In announcing the restoration of $54 million in assistance, the State Department defied the wishes of Sen. Jesse Helms, R-N.C., who has had a running feud with the administration over Nicaraguan policy for more than a year.
At Helms’ request, the administration suspended $104 million in aid to Nicaragua in June.
State Department spokesman Richard Boucher said Thursday that Nicaragua needs the $54 million to sustain its economic-recovery program and to preserve gains made in controlling inflation.
He said the funds also will enable Nicaragua to stay on good terms with international lending institutions.
Boucher acknowledged that the administration continues to be concerned about developments in Nicaragua on several issues.
″Nicaragua will not be able to promote economic growth or attract foreign investment unless the rule of law and civilian authority over the security forces are firmly established and property rights and human rights are firmly protected,″ he said.
Of particular concern have been continued influence by the leftist Sandinista Front in the government and the murders of former members of the Nicaraguan Contras. A Helms aide said the death toll as of September was 217.
Helms was displeased with the administration’s move Thursday and planned to seek legislation to prevent the remaining $50 million from being disbursed, the aide said.
In a statement, Helms said President Bush ″has been tragically misled on this one by his advisors - who should know better than to send another $54 million of the American taxpayers’ money to the brutal and corrupt government of Nicaragua.″
He said the Nicaraguan government refuses to return properties taken from more than 500 U.S. citizens and ″continues to use murder and intimidation to implement its unwise policies.″
The State Department said the unresolved cases involve 919 properties belonging to 314 U.S. citizens. The properties are valued at $367 million.
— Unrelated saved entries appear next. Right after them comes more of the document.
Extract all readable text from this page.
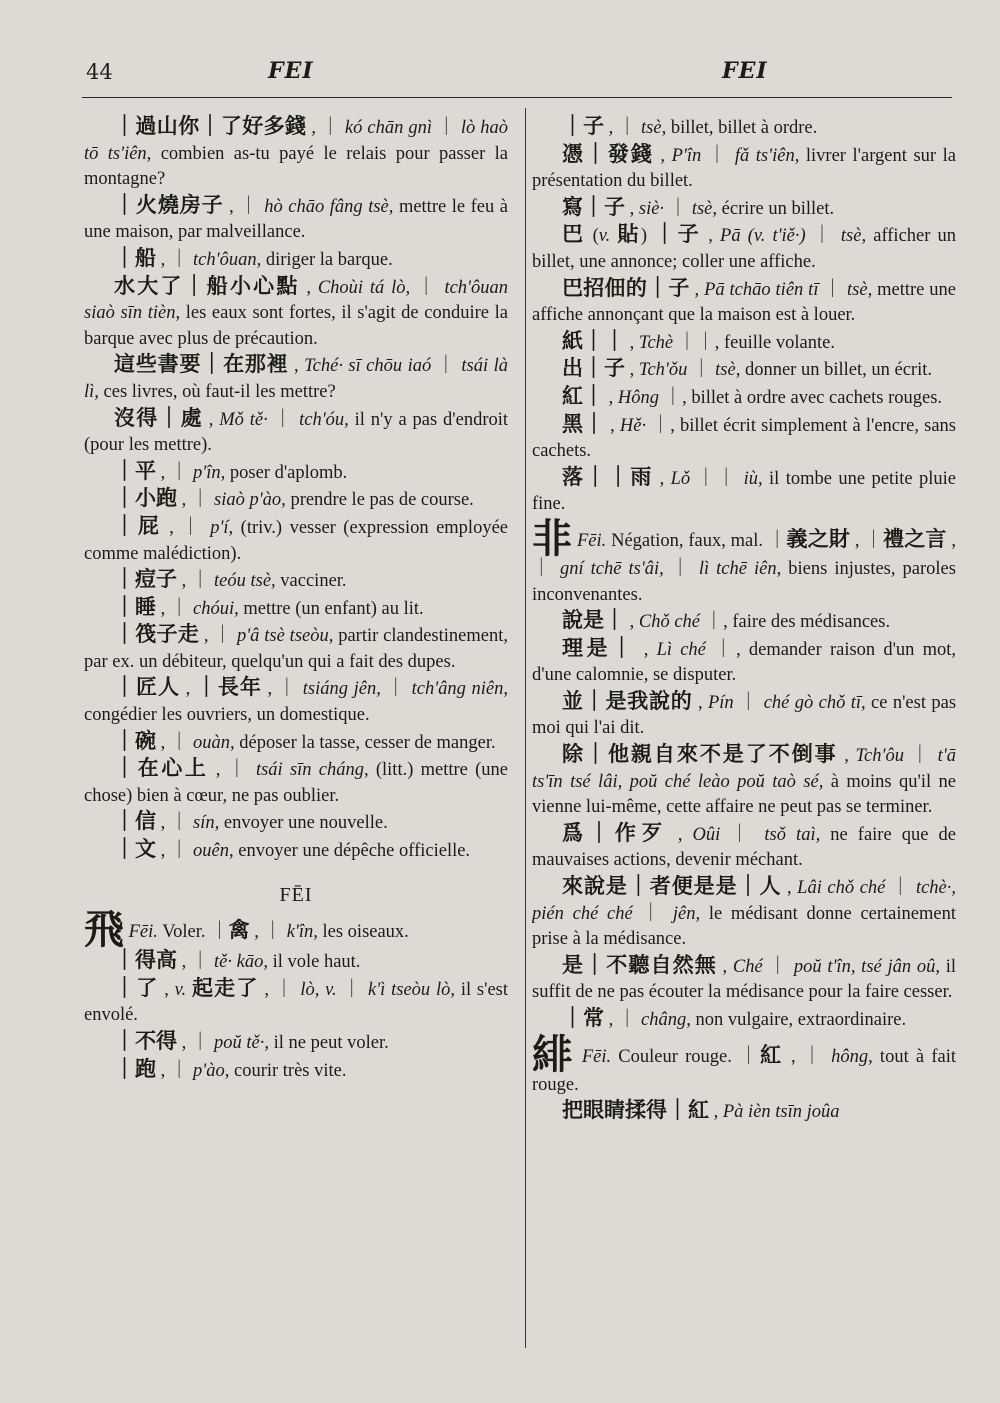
44	FEI	FEI

｜過山你｜了好多錢 , ｜ kó chān gnì ｜ lò haò tō ts'iên, combien as-tu payé le relais pour passer la montagne?

｜火燒房子 , ｜ hò chāo fâng tsè, mettre le feu à une maison, par malveillance.

｜船 , ｜ tch'ôuan, diriger la barque.

水大了｜船小心點 , Choùi tá lò, ｜ tch'ôuan siaò sīn tièn, les eaux sont fortes, il s'agit de conduire la barque avec plus de précaution.

這些書要｜在那裡 , Tché· sī chōu iaó ｜ tsái là lì, ces livres, où faut-il les mettre?

沒得｜處 , Mǒ tě· ｜ tch'óu, il n'y a pas d'endroit (pour les mettre).

｜平 , ｜ p'în, poser d'aplomb.

｜小跑 , ｜ siaò p'ào, prendre le pas de course.

｜屁 , ｜ p'í, (triv.) vesser (expression employée comme malédiction).

｜痘子 , ｜ teóu tsè, vacciner.

｜睡 , ｜ chóui, mettre (un enfant) au lit.

｜筏子走 , ｜ p'â tsè tseòu, partir clandestinement, par ex. un débiteur, quelqu'un qui a fait des dupes.

｜匠人 , ｜長年 , ｜ tsiáng jên, ｜ tch'âng niên, congédier les ouvriers, un domestique.

｜碗 , ｜ ouàn, déposer la tasse, cesser de manger.

｜在心上 , ｜ tsái sīn cháng, (litt.) mettre (une chose) bien à cœur, ne pas oublier.

｜信 , ｜ sín, envoyer une nouvelle.

｜文 , ｜ ouên, envoyer une dépêche officielle.

FĒI

飛 Fēi. Voler. ｜禽 , ｜ k'în, les oiseaux.

｜得高 , ｜ tě· kāo, il vole haut.

｜了 , v. 起走了 , ｜ lò, v. ｜ k'ì tseòu lò, il s'est envolé.

｜不得 , ｜ poŭ tě·, il ne peut voler.

｜跑 , ｜ p'ào, courir très vite.

｜子 , ｜ tsè, billet, billet à ordre.

憑｜發錢 , P'în ｜ fǎ ts'iên, livrer l'argent sur la présentation du billet.

寫｜子 , siè· ｜ tsè, écrire un billet.

巴 (v. 貼) ｜子 , Pā (v. t'iě·) ｜ tsè, afficher un billet, une annonce; coller une affiche.

巴招佃的｜子 , Pā tchāo tiên tī ｜ tsè, mettre une affiche annonçant que la maison est à louer.

紙｜｜ , Tchè ｜｜, feuille volante.

出｜子 , Tch'ǒu ｜ tsè, donner un billet, un écrit.

紅｜ , Hông ｜, billet à ordre avec cachets rouges.

黑｜ , Hě· ｜, billet écrit simplement à l'encre, sans cachets.

落｜｜雨 , Lǒ ｜｜ iù, il tombe une petite pluie fine.

非 Fēi. Négation, faux, mal. ｜義之財 , ｜禮之言 , ｜ gní tchē ts'âi, ｜ lì tchē iên, biens injustes, paroles inconvenantes.

說是｜ , Chǒ ché ｜, faire des médisances.

理是｜ , Lì ché ｜, demander raison d'un mot, d'une calomnie, se disputer.

並｜是我說的 , Pín ｜ ché gò chǒ tī, ce n'est pas moi qui l'ai dit.

除｜他親自來不是了不倒事 , Tch'ôu ｜ t'ā ts'īn tsé lâi, poŭ ché leào poŭ taò sé, à moins qu'il ne vienne lui-même, cette affaire ne peut pas se terminer.

爲｜作歹 , Oûi ｜ tsǒ taì, ne faire que de mauvaises actions, devenir méchant.

來說是｜者便是是｜人 , Lâi chǒ ché ｜ tchè·, pién ché ché ｜ jên, le médisant donne certainement prise à la médisance.

是｜不聽自然無 , Ché ｜ poŭ t'în, tsé jân oû, il suffit de ne pas écouter la médisance pour la faire cesser.

｜常 , ｜ châng, non vulgaire, extraordinaire.

緋 Fēi. Couleur rouge. ｜紅 , ｜ hông, tout à fait rouge.

把眼睛揉得｜紅 , Pà ièn tsīn joûa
Nicaraguan Ambassador Ernesto Palazio said the conflict over property rights was nearing a solution. He said it would have been ″extremely difficult″ for Nicaragua to meet its repayment obligations to international lending institutions if the administration had continued to withhold the aid money.
Helms was a stalwart backer of the Contras in the 1980s and has said the administration has been too indulgent with President Violeta Chamorro, who defeated Sandinista President Daniel Ortega in 1990.
Chamorro has extended the hand of friendship to the Sandinistas because, to do otherwise, she has said, would only prolong the divisions that have crippled Nicaragua for decades.